To verify whether annexin A5 can interact with other TLR signaling processes, we stimulated dendritic cells with several TLR ligands, including 10 ug/mL Pam3CSK4 (TLR1/2), 10 ug/mL Poly(I:C) (TLR3), 50 ng/mL LPS (TLR4), 5 ug/mL Imiquimod (TLR7) and 50 ug/mL ODN1826 (TLR9). Each designated groups were incubated with Annexin A5 (50ug/mL). We then characterized CD40 as a DC maturation marker by FACS analysis, and determined the levels of IL6 and TNFα in supernatant as DC activation markers using ELISA. As shown in Figure 4B, annexin A5 did not alter the expression of CD40 or the secretion of IL6 and TNFα elicited by the presence of TLR agonists with the exception of LPS, a TLR4 agonist. These results imply that annexin A5 attenuates proinflammatory cytokine exclusively via inhibition of TLR4 signaling.
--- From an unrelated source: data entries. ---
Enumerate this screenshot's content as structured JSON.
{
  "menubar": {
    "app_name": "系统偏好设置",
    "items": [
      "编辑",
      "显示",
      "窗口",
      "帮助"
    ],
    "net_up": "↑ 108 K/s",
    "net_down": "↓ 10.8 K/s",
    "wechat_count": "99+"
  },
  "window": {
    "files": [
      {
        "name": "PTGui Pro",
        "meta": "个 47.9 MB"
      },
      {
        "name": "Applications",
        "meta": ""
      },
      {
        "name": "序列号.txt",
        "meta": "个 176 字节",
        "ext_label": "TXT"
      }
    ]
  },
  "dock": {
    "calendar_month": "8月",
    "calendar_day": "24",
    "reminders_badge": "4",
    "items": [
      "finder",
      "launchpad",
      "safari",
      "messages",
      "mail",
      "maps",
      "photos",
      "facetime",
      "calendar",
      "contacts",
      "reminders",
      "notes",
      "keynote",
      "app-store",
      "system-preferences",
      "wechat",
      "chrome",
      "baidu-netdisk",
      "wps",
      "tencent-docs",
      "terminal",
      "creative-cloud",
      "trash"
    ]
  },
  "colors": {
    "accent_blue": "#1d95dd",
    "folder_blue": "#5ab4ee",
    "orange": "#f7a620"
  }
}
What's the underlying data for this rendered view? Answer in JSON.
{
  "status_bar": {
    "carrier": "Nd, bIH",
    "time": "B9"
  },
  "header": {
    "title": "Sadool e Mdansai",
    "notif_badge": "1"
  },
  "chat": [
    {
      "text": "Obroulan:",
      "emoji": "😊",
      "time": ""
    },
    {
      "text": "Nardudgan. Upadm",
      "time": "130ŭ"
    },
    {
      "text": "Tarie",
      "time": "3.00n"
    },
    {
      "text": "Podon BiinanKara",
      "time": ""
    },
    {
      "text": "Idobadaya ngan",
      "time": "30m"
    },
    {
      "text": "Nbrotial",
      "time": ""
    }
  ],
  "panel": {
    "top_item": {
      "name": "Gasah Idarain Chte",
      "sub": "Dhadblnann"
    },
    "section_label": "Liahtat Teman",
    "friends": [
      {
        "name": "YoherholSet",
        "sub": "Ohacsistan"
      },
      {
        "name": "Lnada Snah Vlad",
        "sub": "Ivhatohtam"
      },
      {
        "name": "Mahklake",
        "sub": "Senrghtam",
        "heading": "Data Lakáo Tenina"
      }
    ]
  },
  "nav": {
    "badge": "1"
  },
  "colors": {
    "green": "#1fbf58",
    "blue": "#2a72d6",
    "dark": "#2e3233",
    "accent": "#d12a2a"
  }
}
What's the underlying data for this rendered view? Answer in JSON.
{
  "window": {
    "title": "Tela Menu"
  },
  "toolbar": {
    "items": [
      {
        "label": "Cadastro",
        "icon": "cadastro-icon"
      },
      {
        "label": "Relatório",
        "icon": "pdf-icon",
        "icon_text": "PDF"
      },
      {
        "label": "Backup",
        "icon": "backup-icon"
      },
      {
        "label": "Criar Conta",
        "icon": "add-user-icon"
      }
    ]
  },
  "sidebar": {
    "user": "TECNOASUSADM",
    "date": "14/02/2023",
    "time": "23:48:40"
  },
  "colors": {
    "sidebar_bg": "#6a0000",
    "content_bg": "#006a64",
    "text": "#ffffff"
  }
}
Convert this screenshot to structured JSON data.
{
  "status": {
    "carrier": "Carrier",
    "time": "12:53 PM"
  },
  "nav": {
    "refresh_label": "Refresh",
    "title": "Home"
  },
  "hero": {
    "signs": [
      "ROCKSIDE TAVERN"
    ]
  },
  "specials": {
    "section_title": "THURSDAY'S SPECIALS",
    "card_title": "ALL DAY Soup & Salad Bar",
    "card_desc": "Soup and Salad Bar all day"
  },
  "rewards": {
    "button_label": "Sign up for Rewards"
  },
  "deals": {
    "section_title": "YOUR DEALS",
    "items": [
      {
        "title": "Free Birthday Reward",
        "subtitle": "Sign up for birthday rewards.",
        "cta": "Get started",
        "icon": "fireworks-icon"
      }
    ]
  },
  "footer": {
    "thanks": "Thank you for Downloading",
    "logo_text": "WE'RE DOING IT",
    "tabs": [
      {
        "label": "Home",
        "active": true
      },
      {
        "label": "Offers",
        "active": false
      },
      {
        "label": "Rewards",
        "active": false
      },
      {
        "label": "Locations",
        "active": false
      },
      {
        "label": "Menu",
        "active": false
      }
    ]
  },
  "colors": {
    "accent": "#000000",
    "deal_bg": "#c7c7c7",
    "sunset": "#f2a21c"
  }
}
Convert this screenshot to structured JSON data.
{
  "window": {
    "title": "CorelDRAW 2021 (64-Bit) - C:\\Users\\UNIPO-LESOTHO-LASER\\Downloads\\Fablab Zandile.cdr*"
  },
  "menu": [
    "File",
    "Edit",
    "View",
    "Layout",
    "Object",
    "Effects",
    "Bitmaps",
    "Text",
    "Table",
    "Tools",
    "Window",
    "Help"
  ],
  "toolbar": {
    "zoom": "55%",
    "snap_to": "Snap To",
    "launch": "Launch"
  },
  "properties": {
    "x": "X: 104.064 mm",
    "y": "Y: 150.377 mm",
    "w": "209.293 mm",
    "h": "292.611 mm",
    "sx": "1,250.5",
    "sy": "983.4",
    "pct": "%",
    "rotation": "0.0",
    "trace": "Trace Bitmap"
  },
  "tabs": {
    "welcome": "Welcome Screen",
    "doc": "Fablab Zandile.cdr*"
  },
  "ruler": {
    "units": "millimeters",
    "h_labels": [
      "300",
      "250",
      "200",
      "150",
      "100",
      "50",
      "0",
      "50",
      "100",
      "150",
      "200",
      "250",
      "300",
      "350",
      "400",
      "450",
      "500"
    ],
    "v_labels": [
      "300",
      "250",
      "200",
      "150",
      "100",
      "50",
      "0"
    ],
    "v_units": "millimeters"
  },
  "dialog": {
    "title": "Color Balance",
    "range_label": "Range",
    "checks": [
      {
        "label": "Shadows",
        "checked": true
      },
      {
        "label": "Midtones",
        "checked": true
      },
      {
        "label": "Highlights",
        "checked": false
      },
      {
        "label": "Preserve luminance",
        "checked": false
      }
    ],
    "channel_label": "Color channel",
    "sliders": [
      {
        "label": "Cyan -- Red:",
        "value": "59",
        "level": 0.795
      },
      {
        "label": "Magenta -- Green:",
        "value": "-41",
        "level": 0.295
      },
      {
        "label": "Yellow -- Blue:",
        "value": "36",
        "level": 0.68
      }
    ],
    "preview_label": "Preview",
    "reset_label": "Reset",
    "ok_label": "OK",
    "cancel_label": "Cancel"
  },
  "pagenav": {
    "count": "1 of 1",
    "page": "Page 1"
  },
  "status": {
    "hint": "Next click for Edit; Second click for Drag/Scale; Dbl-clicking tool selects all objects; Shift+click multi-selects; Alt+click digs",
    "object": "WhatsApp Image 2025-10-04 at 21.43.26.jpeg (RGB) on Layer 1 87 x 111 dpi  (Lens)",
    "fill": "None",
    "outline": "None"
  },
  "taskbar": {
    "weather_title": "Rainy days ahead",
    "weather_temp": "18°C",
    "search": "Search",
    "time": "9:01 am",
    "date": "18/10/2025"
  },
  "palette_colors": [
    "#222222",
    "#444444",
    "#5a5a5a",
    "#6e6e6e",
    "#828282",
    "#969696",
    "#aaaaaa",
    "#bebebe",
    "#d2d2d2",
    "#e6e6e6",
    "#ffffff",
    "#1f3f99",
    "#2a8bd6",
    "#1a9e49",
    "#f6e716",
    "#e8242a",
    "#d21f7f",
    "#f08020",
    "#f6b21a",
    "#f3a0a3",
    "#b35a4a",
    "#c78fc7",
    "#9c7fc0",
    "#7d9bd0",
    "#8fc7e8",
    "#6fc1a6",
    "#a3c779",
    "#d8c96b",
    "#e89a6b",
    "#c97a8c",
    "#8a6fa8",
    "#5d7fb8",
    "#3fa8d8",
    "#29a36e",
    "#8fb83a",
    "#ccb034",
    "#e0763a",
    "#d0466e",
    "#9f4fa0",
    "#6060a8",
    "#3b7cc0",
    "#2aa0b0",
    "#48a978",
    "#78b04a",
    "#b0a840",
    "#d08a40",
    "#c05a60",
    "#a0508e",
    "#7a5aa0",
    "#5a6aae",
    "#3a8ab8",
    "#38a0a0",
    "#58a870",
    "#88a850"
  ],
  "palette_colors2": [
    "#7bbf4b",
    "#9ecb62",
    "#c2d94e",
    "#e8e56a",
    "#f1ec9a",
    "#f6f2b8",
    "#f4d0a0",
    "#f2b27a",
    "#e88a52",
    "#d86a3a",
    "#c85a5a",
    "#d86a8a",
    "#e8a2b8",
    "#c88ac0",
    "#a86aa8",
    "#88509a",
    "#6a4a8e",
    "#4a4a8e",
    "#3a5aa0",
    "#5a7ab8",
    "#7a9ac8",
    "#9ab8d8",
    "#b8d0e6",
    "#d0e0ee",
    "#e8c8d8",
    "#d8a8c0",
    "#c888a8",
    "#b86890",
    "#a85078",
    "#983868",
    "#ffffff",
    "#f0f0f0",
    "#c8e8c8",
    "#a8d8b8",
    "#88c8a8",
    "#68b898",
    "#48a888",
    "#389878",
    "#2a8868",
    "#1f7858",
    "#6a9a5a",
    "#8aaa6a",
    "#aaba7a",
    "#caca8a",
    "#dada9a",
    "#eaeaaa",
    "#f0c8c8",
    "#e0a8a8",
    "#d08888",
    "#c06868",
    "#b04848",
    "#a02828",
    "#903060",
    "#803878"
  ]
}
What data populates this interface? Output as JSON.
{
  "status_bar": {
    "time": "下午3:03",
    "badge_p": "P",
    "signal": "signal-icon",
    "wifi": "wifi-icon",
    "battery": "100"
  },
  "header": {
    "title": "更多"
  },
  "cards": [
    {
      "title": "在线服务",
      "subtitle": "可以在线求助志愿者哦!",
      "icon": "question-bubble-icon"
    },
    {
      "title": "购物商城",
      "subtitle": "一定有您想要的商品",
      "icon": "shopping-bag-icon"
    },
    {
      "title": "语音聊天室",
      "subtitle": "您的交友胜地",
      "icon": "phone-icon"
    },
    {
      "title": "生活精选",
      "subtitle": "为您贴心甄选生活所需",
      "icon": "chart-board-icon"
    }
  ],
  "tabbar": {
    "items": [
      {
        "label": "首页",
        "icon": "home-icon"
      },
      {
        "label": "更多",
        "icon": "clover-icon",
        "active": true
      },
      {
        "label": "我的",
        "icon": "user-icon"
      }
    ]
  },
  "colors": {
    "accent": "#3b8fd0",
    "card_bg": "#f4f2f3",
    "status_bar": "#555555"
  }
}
Next, we supposed that annexin A5 may interrupt the interaction of TLR4 with substance other than LPS. In search of TLR4 interacting substances other than LPS, which annexin A5 may interrupt, we looked in HMGB1, a late acting mediator, as a strong potential candidate. The critical role of TLR4 signaling in HMGB1-mediated cytokine release has been strongly supported by TLR4 knockout experiments in immune cells (13,14,36). In addition, HMGB1 is known to produce proinflammatory cytokines via the identical receptor complex (TLR4/MD2) as LPS (13,14,37). Thus, we hypothesized that annexin A5 may inhibit HMGB1-mediated proinflammatory cytokine production by interrupting HMGB1 and TLR4 interaction. To test our hypothesis, we first confirmed the TLR4 dependency of HMGB1-mediated cytokine production in dendritic cell. DCs or TLR4 Ab (40 µg/mL) treated DCs were incubated with 5 µg/mL HMGB1 in the presence of 50 µg/mL annexin A5. We then characterized DC activation by measuring HMGB1-induced release of proinflammatory cytokines using ELISA. As shown in Figure 4C, TLR4 antibody abrogated HMGB1-mediated IL6 and TNFα secretions, which confirms that dendritic cells produce HMGB1-mediated cytokine via TLR4 signaling. In addition, annexin A5 protein treatment significantly decreased the production of IL6 and TNFα in HMGB1 challenged DCs compared with those that did not receive annexin A5 treatment (Figure 4C). HMGB1-mediated DC maturation levels were also decreased by annexin A5 treatment (Figure S3). We subsequently confirmed the antiinflammatory role of annexin A5 in mice challenged with HMGB1. While injection of HMGB1 led to increase in serum level of IL6 and TNFα, the levels of these cytokines were notably reduced in annexin A5 treatment group (Figure 4D). Both in vitro and in vivo demonstrations imply that annexin A5 attenuates HMGB1-mediated proinflammatory cytokine levels partly by interrupting HMGB1-TLR4 signaling.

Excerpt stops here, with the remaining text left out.